Bill:
Here is one lead for you. I found this letter at the Library of Congress while doing work on A.W. Reynolds. It seems to me, if memory serves, that it is Reynolds' response to the allegations made by the Tenn colonels of his brigade.
[December 22, 1863]
I have the honor to return the enclosed. [Note: The petition is not in W.H. Claiborne papers]. The object of the petitioners is too apparent not to be observed by the Hon. Sec. of War. As to the charges insinuated, I prefer to leave the decision as to their truth or falsity to my superiors and those more intimately associated with me than to a clique of artful, designing and inefficient Colonels ever ready to grovel in the filthy mazes of Political intrigue and corruption for their own personal advancement, and anxious to make any representation which will free themselves from further restraint and military discipline.
The endorsement of Brig.

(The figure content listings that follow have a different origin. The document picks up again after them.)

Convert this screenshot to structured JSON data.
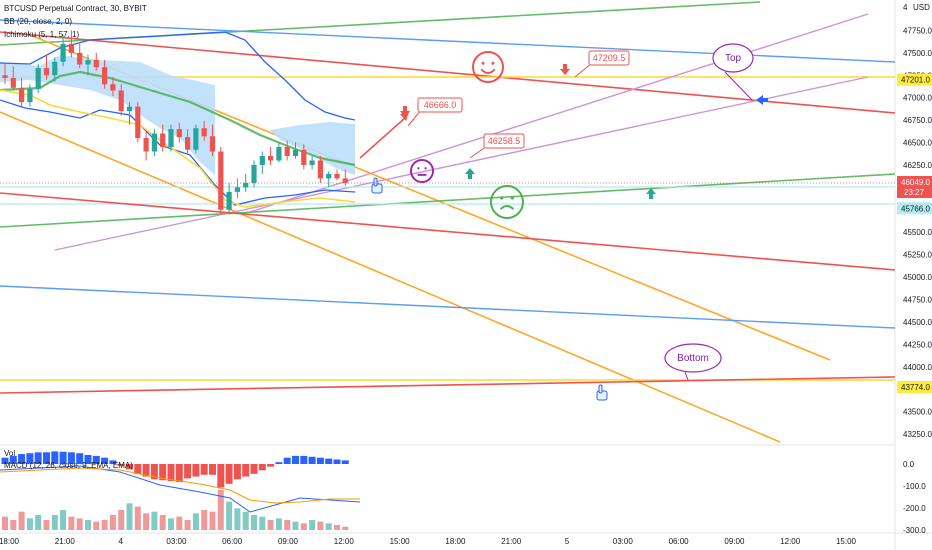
{
  "legend": {
    "symbol_line": "BTCUSD Perpetual Contract, 30, BYBIT",
    "bb_line": "BB (20, close, 2, 0)",
    "ichimoku_line": "Ichimoku (5, 1, 57, 1)",
    "vol_label": "Vol",
    "macd_line": "MACD (12, 26, close, 9, EMA, EMA)"
  },
  "currency": "USD",
  "price_axis": {
    "ticks": [
      "47750.0",
      "47500.0",
      "47250.0",
      "47000.0",
      "46750.0",
      "46500.0",
      "46250.0",
      "46000.0",
      "45750.0",
      "45500.0",
      "45250.0",
      "45000.0",
      "44750.0",
      "44500.0",
      "44250.0",
      "44000.0",
      "43750.0",
      "43500.0",
      "43250.0"
    ],
    "top_label": "4",
    "current_price": "46049.0",
    "countdown": "23:27",
    "levels": [
      {
        "value": "47201.0",
        "color": "#ffeb3b"
      },
      {
        "value": "45953.0",
        "color": "#b2ebf2"
      },
      {
        "value": "45766.0",
        "color": "#b2ebf2"
      },
      {
        "value": "43774.0",
        "color": "#ffeb3b"
      }
    ]
  },
  "macd_axis": {
    "ticks": [
      "0.0",
      "-100.0",
      "-200.0",
      "-300.0"
    ]
  },
  "time_axis": {
    "ticks": [
      "18:00",
      "21:00",
      "4",
      "03:00",
      "06:00",
      "09:00",
      "12:00",
      "15:00",
      "18:00",
      "21:00",
      "5",
      "03:00",
      "06:00",
      "09:00",
      "12:00",
      "15:00"
    ]
  },
  "annotations": {
    "callouts": [
      "46666.0",
      "47209.5",
      "46258.5"
    ],
    "balloons": [
      "Top",
      "Bottom"
    ]
  },
  "chart_data": {
    "type": "candlestick",
    "title": "BTCUSD Perpetual Contract, 30, BYBIT",
    "ylim": [
      43150,
      48000
    ],
    "price_levels": [
      47201.0,
      45953.0,
      45766.0,
      43774.0
    ],
    "last_price": 46049.0,
    "candles": [
      {
        "o": 47250,
        "h": 47380,
        "l": 47150,
        "c": 47220
      },
      {
        "o": 47220,
        "h": 47350,
        "l": 47080,
        "c": 47110
      },
      {
        "o": 47110,
        "h": 47220,
        "l": 46900,
        "c": 46950
      },
      {
        "o": 46950,
        "h": 47150,
        "l": 46900,
        "c": 47100
      },
      {
        "o": 47100,
        "h": 47380,
        "l": 47050,
        "c": 47330
      },
      {
        "o": 47330,
        "h": 47480,
        "l": 47200,
        "c": 47250
      },
      {
        "o": 47250,
        "h": 47450,
        "l": 47180,
        "c": 47400
      },
      {
        "o": 47400,
        "h": 47700,
        "l": 47350,
        "c": 47600
      },
      {
        "o": 47600,
        "h": 47750,
        "l": 47450,
        "c": 47500
      },
      {
        "o": 47500,
        "h": 47600,
        "l": 47330,
        "c": 47370
      },
      {
        "o": 47370,
        "h": 47480,
        "l": 47250,
        "c": 47420
      },
      {
        "o": 47420,
        "h": 47500,
        "l": 47300,
        "c": 47340
      },
      {
        "o": 47340,
        "h": 47420,
        "l": 47100,
        "c": 47150
      },
      {
        "o": 47150,
        "h": 47230,
        "l": 47020,
        "c": 47080
      },
      {
        "o": 47080,
        "h": 47150,
        "l": 46800,
        "c": 46850
      },
      {
        "o": 46850,
        "h": 46950,
        "l": 46700,
        "c": 46900
      },
      {
        "o": 46900,
        "h": 46950,
        "l": 46500,
        "c": 46550
      },
      {
        "o": 46550,
        "h": 46620,
        "l": 46300,
        "c": 46400
      },
      {
        "o": 46400,
        "h": 46650,
        "l": 46350,
        "c": 46600
      },
      {
        "o": 46600,
        "h": 46700,
        "l": 46400,
        "c": 46450
      },
      {
        "o": 46450,
        "h": 46700,
        "l": 46400,
        "c": 46650
      },
      {
        "o": 46650,
        "h": 46720,
        "l": 46500,
        "c": 46560
      },
      {
        "o": 46560,
        "h": 46650,
        "l": 46380,
        "c": 46420
      },
      {
        "o": 46420,
        "h": 46700,
        "l": 46380,
        "c": 46660
      },
      {
        "o": 46660,
        "h": 46740,
        "l": 46520,
        "c": 46570
      },
      {
        "o": 46570,
        "h": 46700,
        "l": 46350,
        "c": 46400
      },
      {
        "o": 46400,
        "h": 46450,
        "l": 45700,
        "c": 45750
      },
      {
        "o": 45750,
        "h": 46050,
        "l": 45700,
        "c": 45950
      },
      {
        "o": 45950,
        "h": 46100,
        "l": 45880,
        "c": 46000
      },
      {
        "o": 46000,
        "h": 46150,
        "l": 45950,
        "c": 46050
      },
      {
        "o": 46050,
        "h": 46300,
        "l": 46000,
        "c": 46250
      },
      {
        "o": 46250,
        "h": 46400,
        "l": 46150,
        "c": 46350
      },
      {
        "o": 46350,
        "h": 46450,
        "l": 46250,
        "c": 46300
      },
      {
        "o": 46300,
        "h": 46500,
        "l": 46280,
        "c": 46450
      },
      {
        "o": 46450,
        "h": 46520,
        "l": 46300,
        "c": 46350
      },
      {
        "o": 46350,
        "h": 46500,
        "l": 46320,
        "c": 46420
      },
      {
        "o": 46420,
        "h": 46480,
        "l": 46200,
        "c": 46250
      },
      {
        "o": 46250,
        "h": 46350,
        "l": 46200,
        "c": 46300
      },
      {
        "o": 46300,
        "h": 46350,
        "l": 46050,
        "c": 46100
      },
      {
        "o": 46100,
        "h": 46180,
        "l": 46000,
        "c": 46150
      },
      {
        "o": 46150,
        "h": 46200,
        "l": 46080,
        "c": 46100
      },
      {
        "o": 46100,
        "h": 46200,
        "l": 46020,
        "c": 46049
      }
    ],
    "macd_hist": [
      35,
      45,
      55,
      60,
      65,
      65,
      70,
      68,
      65,
      60,
      50,
      45,
      35,
      20,
      -10,
      -30,
      -55,
      -70,
      -85,
      -90,
      -95,
      -100,
      -80,
      -70,
      -60,
      -60,
      -130,
      -110,
      -85,
      -70,
      -55,
      -35,
      -15,
      10,
      35,
      45,
      45,
      40,
      35,
      30,
      25,
      20
    ],
    "volume": [
      40,
      30,
      55,
      35,
      45,
      30,
      45,
      60,
      40,
      35,
      30,
      25,
      30,
      45,
      60,
      80,
      70,
      50,
      55,
      45,
      35,
      40,
      30,
      50,
      60,
      55,
      120,
      85,
      65,
      55,
      45,
      40,
      30,
      35,
      30,
      25,
      20,
      30,
      25,
      20,
      15,
      10
    ]
  }
}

Genl. Vaughan is as comtemptible as it is gratuitous, and only exhibits the degrading depth to which aspiring mediocrity and designing ambition may sometimes lead.
Very respectfully
Your obt svt
[Alexander W. Reynolds]
Decbr 22nd/64 [1863]
Copy of endorsement on letter of Cols of Gen. R's [A.W. Reynolds's] old Tenn. Brigade to Sec. of War, asking that Gen. R. be assigned to some other Brigade and one of the Tenn. Cols. be apt in his stead. Written to Sec. of War previous to Gen'l R's promotion to Brig. (or rather before the Cols heard of it) and his assignment to his present Brigade. As a matter of course the letter ____ still _____.
[Willis H. Claiborne]
Source: Letters and papers accompanying the "Private Diary, Capt. W.H Claiborne, Reynolds Brigade, Stevensons Division, Army of Tennessee," 23 March to 7 May 1864, in John Francis Hamtramck Claiborne Papers, Library of Congress, Washington, DC. Typescript by John D. Chapla, October 1998.